House prices in the capital dropped by 0.5 per cent in 2017, according to the most recent Nationwide house price index, against a 2.6 per cent annual increase across the UK as a whole.
This is how the experts reacted to London's poor performance:
"The years of double-digit price growth in London’s hottest postcodes were always going to be unsustainable, and 2017’s modest fall in prices in the capital has injected a valuable reality check," said Jonathan Hopper, managing director of Garrington Property Finders.
"On the front line we’re seeing a flight of equity from London as many domestic buyers look for better value elsewhere, but the weak Pound and softening prices in the capital’s premier postcodes continues to attract the interest of opportunistic international buyers.
"In many regions the market ended 2017 with a spring in its step, recovering the momentum it lost in the wake of the inconclusive election result. The early signs are that this renewed sense of purpose is continuing into 2018, with those who have resolved to buy pressing ahead despite political and economic headwinds.
"As long as we don't see any shock events this year, such as a change of government or a derailing of Brexit negotiations, there is every reason to believe that movers are accepting a new reality and will keep calm and carry on in 2018."
A gift for first-time buyers
"The first fall in prices in the capital for eight years was an early Christmas present for first-time buyers, as affordability and Brexit remain major issues," said Ewen Bunting, head of sales at independent estate agents James Pendleton.
"A generation of house buyers will never have witnessed places like the West Midlands becoming property hotspots while London struggles. Strong employment, a lack of property for sale and low interest rates continue to support prices across the country while the capital is unlikely to respond to the chancellor’s scrapping of stamp duty for first-time buyers.

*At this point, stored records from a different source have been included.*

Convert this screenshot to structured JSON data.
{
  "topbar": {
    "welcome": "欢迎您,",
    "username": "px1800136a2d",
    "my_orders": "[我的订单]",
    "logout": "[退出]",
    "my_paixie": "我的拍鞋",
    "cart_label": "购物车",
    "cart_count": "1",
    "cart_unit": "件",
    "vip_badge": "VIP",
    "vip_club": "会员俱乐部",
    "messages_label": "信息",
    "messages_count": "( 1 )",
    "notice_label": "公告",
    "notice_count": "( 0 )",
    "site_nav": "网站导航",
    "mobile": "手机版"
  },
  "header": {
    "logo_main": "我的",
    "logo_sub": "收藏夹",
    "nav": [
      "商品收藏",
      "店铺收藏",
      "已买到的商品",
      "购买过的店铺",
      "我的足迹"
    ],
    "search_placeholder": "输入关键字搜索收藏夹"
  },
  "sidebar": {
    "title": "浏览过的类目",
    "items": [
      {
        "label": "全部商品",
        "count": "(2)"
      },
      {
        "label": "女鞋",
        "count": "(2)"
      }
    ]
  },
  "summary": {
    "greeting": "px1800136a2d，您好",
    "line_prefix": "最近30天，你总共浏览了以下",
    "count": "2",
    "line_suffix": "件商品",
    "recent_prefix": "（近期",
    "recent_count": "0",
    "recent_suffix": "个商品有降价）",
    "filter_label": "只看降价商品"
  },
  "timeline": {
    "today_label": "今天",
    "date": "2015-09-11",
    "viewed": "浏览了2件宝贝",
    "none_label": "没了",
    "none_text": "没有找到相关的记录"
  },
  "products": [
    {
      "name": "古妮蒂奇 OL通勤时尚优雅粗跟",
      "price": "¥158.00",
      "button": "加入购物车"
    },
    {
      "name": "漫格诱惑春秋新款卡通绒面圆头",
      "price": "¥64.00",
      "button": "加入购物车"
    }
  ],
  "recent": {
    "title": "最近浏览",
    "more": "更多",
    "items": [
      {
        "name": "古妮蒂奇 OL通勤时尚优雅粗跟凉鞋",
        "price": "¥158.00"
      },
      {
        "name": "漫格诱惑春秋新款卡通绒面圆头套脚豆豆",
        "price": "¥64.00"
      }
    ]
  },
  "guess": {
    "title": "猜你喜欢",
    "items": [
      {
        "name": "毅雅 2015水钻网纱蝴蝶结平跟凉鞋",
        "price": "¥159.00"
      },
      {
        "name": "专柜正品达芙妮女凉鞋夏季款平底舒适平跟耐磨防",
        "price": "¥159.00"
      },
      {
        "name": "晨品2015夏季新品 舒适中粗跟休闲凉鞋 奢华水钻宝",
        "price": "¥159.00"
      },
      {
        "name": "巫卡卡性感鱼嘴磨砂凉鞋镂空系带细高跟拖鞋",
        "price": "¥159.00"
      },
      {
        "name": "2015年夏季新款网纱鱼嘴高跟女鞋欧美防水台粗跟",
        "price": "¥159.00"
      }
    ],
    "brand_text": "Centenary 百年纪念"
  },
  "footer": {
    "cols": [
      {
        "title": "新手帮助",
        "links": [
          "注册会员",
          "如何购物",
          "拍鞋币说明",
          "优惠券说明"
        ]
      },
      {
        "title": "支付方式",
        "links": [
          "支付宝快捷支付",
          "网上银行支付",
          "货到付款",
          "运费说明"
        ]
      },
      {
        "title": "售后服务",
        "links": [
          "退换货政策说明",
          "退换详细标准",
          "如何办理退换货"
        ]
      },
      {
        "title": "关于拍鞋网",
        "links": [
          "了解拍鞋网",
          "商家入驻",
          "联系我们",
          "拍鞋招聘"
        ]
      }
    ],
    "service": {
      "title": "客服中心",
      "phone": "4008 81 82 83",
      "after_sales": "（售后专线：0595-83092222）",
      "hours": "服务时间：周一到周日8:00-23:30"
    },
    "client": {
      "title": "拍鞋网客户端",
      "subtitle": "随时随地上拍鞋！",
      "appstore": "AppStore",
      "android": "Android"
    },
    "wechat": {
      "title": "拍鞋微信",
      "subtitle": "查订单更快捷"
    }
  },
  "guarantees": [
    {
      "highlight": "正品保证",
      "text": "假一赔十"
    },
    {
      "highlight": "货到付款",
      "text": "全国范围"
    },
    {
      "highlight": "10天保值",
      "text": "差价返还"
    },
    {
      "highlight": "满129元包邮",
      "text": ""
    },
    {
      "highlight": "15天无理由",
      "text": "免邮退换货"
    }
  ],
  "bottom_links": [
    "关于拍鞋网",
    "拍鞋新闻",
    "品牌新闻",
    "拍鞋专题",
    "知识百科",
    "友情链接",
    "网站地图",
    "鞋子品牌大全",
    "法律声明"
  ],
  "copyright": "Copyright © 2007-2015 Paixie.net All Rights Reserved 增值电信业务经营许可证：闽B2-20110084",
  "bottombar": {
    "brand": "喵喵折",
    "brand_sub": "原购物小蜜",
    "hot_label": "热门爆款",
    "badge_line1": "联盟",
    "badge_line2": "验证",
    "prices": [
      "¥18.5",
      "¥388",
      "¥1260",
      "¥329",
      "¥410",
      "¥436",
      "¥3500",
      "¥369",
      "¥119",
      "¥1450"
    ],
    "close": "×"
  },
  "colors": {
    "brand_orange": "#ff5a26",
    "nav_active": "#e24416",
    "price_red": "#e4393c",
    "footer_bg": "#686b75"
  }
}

"This year all eyes will be on whether the regions follow the capital’s lead or come to realise a semi-detached economic reality all of their own, as prices outside London have not risen as sharply."
Heading into the unknown
"The major surprise during 2017 was undoubtedly the slowdown in London house prices. It's been 13 years since the capital sat at the bottom of the house price growth table, and since then we have seen prices surge to unprecedented and unaffordable levels," said Alex Gosling, founder of online estate agents HouseSimple.com.
"Fortunately, there's no longer the reliance on the London market to prop up the rest of the country. Growing regional business hubs have seen other major UK cities prosper, while London has suffered as property prices have become unaffordable for the majority.
"Looking ahead to 2018, we are entering the unknown. Historically, you would expect activity in the housing market to pick up in the first quarter of the year. But with Brexit looming in 2019, it's difficult to gauge how buyers and sellers will react."